All are now empty, reliant on Thai tourists and a small number of foreign travellers.
At Asiatique, the vast Bangkok riverside shopping zone which pre-pandemic thronged with Chinese tour groups, this is the second golden week with no gold, as the bazaar remains empty and the riverside restaurants closed.
“Normally our sales during golden week are even higher than during Songkran [Thai New Year],” said Kritrada Boonyakornchanachok, owner of the Zui Hao Si snack shop, which used to sell dried fruits like durian, mango, mangosteen to Chinese tourists.
“We will try to stay afloat until the Chinese tourists return. We are sure they will come back.”
Turn to India
Two hours east of Bangkok, the resort city of Pattaya is feeling the pinch especially hard.
Its shop fronts have been peeled back by each round of the virus with whole roads lined by for-sale signs and boarded up businesses, while the bright lights of Thailand’s Sin City are off as an alcohol ban in restaurants and bars runs into its seventh month.
Some distressed hotels, restaurants and condos are being snapped up by Chinese buyers, according to local property agents.
Across from Sohotown a new barbershop owned by a Chinese investor opened this month specifically to cut the hair of the Chinese residents of Pattaya, proving some are still able to find opportunity in crisis.
“I have been here since the pandemic,” a Chinese customer from Shanghai said. “There’s good business here.”
But the trend is mainly downwards, with many Thai business owners now coming to the end of 18 months of declining income.
“Even if the tourists return, it’s impossible for Pattaya to bounce back like before because business owners have been brought to their knees,” Sasithorn said, as she forlornly packed up after an evening service with just two customers.
“A lot of them will not be able to start back up again.”
Phuket and Ko Samui, the country’s largest islands, launched tourism promotions in July, and are eagerly awaiting a nationwide reopening on November 1, when fully vaccinated travellers can enter Thailand without serving quarantine.

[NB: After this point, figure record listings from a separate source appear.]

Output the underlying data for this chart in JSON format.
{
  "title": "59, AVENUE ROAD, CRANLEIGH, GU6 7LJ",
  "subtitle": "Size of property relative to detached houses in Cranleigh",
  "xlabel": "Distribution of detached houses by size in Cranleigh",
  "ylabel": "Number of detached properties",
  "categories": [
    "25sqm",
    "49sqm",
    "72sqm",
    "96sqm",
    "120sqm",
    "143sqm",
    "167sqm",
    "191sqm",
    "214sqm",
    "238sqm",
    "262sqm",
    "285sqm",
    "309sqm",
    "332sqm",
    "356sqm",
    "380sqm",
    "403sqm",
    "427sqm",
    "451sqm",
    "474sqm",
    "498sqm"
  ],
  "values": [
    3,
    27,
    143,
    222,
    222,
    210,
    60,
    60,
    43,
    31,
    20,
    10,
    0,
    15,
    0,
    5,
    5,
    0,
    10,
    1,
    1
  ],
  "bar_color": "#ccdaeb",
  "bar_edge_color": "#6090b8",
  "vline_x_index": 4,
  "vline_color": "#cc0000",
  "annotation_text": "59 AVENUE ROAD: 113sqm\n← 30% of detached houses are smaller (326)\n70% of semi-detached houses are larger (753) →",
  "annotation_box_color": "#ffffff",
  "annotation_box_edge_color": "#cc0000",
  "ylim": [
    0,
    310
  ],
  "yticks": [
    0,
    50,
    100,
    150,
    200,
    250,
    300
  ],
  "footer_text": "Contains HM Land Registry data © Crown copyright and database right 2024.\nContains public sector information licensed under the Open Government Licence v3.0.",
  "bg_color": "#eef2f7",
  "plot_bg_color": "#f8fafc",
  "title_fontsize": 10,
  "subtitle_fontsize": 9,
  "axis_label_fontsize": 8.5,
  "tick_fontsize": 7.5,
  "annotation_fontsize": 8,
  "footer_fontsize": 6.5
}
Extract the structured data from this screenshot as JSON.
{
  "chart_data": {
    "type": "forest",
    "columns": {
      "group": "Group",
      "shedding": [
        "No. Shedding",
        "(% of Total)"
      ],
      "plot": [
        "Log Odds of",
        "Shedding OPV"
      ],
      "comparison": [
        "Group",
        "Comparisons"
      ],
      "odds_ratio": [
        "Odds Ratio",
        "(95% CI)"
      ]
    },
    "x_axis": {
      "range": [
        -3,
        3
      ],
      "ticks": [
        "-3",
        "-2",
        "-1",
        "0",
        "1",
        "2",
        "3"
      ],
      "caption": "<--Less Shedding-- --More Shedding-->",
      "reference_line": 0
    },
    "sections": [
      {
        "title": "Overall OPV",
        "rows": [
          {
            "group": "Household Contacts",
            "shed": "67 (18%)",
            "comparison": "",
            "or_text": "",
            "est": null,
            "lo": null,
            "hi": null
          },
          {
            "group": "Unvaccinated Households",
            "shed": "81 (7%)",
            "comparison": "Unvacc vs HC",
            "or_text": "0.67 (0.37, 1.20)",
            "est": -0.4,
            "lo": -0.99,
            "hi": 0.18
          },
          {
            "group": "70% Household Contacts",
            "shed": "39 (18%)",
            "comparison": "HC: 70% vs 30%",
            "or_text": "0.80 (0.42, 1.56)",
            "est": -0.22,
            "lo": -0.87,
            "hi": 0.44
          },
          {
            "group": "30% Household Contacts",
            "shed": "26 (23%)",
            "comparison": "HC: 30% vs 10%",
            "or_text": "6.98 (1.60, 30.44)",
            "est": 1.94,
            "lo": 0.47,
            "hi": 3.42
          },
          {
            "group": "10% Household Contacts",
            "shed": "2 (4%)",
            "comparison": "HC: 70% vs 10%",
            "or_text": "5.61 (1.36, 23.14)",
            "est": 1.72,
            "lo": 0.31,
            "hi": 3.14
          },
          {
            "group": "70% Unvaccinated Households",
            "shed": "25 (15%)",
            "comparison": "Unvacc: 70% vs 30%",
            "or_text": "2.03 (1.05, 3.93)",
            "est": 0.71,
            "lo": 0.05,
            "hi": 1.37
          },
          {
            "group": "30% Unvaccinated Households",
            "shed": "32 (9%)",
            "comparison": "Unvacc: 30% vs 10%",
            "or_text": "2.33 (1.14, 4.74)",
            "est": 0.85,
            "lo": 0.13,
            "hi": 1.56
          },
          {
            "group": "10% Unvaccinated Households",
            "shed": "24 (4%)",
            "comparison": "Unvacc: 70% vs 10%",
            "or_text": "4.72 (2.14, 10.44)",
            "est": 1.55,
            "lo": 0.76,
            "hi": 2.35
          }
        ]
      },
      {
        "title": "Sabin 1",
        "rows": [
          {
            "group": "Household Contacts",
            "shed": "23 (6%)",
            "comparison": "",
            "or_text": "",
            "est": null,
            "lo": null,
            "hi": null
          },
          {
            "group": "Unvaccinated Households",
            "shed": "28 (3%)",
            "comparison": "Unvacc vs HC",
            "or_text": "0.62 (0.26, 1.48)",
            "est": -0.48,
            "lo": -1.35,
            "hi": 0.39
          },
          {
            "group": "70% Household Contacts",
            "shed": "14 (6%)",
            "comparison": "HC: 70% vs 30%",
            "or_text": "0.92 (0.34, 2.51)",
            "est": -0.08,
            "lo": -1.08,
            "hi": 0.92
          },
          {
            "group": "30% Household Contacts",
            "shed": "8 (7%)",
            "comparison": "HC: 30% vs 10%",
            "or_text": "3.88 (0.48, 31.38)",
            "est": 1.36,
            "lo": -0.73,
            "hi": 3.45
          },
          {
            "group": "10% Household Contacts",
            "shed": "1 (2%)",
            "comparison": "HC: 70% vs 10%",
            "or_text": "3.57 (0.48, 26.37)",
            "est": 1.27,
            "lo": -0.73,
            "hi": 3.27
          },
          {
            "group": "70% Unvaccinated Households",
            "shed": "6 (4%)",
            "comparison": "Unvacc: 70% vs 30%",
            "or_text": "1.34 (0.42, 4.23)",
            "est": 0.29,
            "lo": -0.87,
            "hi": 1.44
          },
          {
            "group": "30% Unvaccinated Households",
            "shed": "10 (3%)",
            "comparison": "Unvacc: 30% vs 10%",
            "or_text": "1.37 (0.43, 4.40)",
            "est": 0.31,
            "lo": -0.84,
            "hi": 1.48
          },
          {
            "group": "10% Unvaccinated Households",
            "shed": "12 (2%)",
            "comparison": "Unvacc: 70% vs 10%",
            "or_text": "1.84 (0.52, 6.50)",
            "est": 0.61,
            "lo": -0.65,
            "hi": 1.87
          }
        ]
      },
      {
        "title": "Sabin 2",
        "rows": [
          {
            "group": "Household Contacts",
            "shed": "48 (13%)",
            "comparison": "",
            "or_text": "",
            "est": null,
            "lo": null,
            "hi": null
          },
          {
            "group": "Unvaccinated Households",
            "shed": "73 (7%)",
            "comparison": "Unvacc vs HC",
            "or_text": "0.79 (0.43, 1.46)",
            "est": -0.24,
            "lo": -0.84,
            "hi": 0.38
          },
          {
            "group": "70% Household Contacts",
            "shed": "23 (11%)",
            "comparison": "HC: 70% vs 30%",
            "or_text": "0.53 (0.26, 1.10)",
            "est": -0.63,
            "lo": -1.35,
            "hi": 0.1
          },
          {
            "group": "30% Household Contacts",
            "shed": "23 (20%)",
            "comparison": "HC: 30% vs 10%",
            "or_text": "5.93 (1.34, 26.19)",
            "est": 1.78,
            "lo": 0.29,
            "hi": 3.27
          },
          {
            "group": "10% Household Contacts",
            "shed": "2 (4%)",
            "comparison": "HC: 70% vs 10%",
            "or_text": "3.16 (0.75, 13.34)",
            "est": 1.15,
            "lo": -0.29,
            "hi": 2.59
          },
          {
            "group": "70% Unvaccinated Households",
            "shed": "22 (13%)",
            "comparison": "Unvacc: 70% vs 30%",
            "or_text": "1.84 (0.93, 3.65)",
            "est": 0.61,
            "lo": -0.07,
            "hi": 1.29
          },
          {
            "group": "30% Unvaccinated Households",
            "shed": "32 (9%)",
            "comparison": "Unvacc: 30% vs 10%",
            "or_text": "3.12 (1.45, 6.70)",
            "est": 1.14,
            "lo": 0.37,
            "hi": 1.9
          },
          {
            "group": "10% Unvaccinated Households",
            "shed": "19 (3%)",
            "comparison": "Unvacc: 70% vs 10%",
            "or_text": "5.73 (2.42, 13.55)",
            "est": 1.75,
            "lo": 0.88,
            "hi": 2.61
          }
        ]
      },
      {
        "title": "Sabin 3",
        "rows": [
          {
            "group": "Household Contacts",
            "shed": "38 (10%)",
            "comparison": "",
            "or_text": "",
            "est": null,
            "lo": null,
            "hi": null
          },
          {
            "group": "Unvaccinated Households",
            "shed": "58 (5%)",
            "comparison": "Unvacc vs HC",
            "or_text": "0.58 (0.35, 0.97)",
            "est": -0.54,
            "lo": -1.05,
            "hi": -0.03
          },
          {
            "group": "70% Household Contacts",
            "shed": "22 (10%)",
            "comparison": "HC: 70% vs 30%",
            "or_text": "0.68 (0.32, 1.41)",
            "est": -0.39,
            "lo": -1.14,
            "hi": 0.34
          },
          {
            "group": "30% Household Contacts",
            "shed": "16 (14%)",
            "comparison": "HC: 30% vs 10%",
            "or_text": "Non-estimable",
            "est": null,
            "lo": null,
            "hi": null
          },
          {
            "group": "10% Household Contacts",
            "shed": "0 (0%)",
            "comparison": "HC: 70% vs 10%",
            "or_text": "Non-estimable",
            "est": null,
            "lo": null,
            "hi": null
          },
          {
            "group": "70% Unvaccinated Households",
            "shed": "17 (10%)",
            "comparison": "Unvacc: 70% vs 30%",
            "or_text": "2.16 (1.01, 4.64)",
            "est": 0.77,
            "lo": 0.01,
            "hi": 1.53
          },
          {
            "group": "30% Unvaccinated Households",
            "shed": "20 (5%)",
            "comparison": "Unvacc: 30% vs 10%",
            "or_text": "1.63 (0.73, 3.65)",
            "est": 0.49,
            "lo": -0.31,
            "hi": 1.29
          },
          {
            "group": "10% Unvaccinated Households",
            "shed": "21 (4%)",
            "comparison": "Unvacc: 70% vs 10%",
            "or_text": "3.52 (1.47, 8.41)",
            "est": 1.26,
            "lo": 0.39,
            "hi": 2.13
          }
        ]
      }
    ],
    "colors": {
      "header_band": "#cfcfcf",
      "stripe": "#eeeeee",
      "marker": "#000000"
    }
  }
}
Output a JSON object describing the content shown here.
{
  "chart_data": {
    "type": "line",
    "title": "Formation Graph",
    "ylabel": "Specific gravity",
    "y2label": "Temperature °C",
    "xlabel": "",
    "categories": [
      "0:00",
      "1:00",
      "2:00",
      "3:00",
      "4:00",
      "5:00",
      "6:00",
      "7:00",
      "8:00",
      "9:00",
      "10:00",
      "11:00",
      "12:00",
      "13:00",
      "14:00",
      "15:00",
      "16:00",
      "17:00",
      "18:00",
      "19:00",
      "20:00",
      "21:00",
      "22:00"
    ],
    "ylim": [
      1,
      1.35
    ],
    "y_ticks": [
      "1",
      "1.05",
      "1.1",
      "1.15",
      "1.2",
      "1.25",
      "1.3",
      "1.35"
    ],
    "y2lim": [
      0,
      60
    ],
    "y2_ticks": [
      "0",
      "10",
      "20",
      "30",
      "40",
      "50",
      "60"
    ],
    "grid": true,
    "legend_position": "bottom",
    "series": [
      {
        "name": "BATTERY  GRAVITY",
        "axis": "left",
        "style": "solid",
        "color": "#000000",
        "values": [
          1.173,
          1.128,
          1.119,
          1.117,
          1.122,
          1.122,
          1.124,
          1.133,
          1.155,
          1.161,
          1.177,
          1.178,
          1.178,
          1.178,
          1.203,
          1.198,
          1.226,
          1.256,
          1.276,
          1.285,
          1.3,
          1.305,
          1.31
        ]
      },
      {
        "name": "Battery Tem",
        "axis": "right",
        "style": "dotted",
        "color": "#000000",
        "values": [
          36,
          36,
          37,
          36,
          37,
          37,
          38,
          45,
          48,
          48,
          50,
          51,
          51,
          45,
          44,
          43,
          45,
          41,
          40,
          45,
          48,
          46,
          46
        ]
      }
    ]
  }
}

The kingdom is relaxing some of its entry rules on Friday, as cases fall. Travellers who are fully vaccinated need only do seven days of hotel quarantine, down from 14, while unvaccinated travellers must remain in hotel quarantine for 10 days.
“Even though it will be difficult to match the number of visitors and revenue generated by Chinese travellers, Indian tourists can help support Thailand’s tourism industry during this time,” said Somsong Sachaphimukh, vice-president of the Thai Tourism Council.
“Indian travellers have a lot of spending power and a lot of potential.”